I was convicted this week. I read a quote from St. Augustine which read, “A Christian is a mind through which Christ thinks, a heart through which Christ loves, a voice through which Christ speaks, and a hand through which Christ helps.” St. Augustine’s words challenged me to consider how I am lending my mind, my voice, my heart or my hands to Christ’s work. All of which begins with my empathy or mercy for others. Some say it begins with what you see in the world that breaks your heart.
What breaks your heart?
I asked myself this week how I am lending my mind, my heart, my voice and my hand to Christ for His work and what is breaking my heart that Christ can use me to meet that need. Or, if I expect others to be a response to my prayers for healing and rescue, the work that I can’t do; how am I being the answer to someone else’s prayers for work that I can do? How am I showing mercy to my neighbor which might be an answer to someone’s prayers to show mercy to their loved one?

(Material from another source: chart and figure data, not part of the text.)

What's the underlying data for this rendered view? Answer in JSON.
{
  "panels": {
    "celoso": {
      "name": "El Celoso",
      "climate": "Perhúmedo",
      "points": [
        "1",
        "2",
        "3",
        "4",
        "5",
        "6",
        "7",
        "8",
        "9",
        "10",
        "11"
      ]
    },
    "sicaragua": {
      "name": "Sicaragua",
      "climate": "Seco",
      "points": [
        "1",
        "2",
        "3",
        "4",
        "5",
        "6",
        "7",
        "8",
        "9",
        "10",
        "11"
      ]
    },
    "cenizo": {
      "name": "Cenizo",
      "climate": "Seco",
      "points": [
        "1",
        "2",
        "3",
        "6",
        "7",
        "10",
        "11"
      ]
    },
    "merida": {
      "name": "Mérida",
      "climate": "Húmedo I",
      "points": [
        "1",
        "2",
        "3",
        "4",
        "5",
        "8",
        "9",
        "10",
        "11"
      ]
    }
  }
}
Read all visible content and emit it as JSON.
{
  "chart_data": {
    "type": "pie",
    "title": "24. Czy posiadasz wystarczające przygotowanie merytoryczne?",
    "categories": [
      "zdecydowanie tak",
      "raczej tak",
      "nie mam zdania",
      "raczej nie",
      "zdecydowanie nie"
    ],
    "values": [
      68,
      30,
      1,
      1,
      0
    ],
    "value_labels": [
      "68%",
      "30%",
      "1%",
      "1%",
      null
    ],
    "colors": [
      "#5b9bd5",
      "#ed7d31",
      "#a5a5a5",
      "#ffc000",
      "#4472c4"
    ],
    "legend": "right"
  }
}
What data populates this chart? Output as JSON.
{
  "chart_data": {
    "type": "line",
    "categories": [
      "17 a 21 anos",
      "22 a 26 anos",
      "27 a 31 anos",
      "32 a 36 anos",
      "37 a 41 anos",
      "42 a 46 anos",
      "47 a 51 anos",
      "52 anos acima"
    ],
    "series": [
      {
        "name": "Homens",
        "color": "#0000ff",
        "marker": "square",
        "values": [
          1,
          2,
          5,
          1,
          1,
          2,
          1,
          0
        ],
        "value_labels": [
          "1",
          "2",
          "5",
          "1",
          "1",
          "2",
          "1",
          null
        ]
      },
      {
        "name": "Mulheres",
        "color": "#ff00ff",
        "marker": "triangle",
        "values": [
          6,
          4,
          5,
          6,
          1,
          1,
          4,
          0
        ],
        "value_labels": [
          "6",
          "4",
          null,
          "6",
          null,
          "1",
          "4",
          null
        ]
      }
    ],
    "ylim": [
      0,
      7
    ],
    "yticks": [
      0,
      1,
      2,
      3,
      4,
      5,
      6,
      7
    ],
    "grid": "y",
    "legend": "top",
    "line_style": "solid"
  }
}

These aren’t easy questions about how we serve nor should there be easy answers, because, often, we don’t know how what we do that seems so insignificant can mean the world to someone. We often aren’t aware of how Christ uses us. But, we know what breaks our hearts. We know what we pray about and we know that things like a visit to someone who is sick or lonely can make their day or week. We know that praying with or for someone can make all the difference. Keep doing what you’re doing, because all the little things you do make a world of difference to the people broken by this world whom we encounter in need of our love and mercy.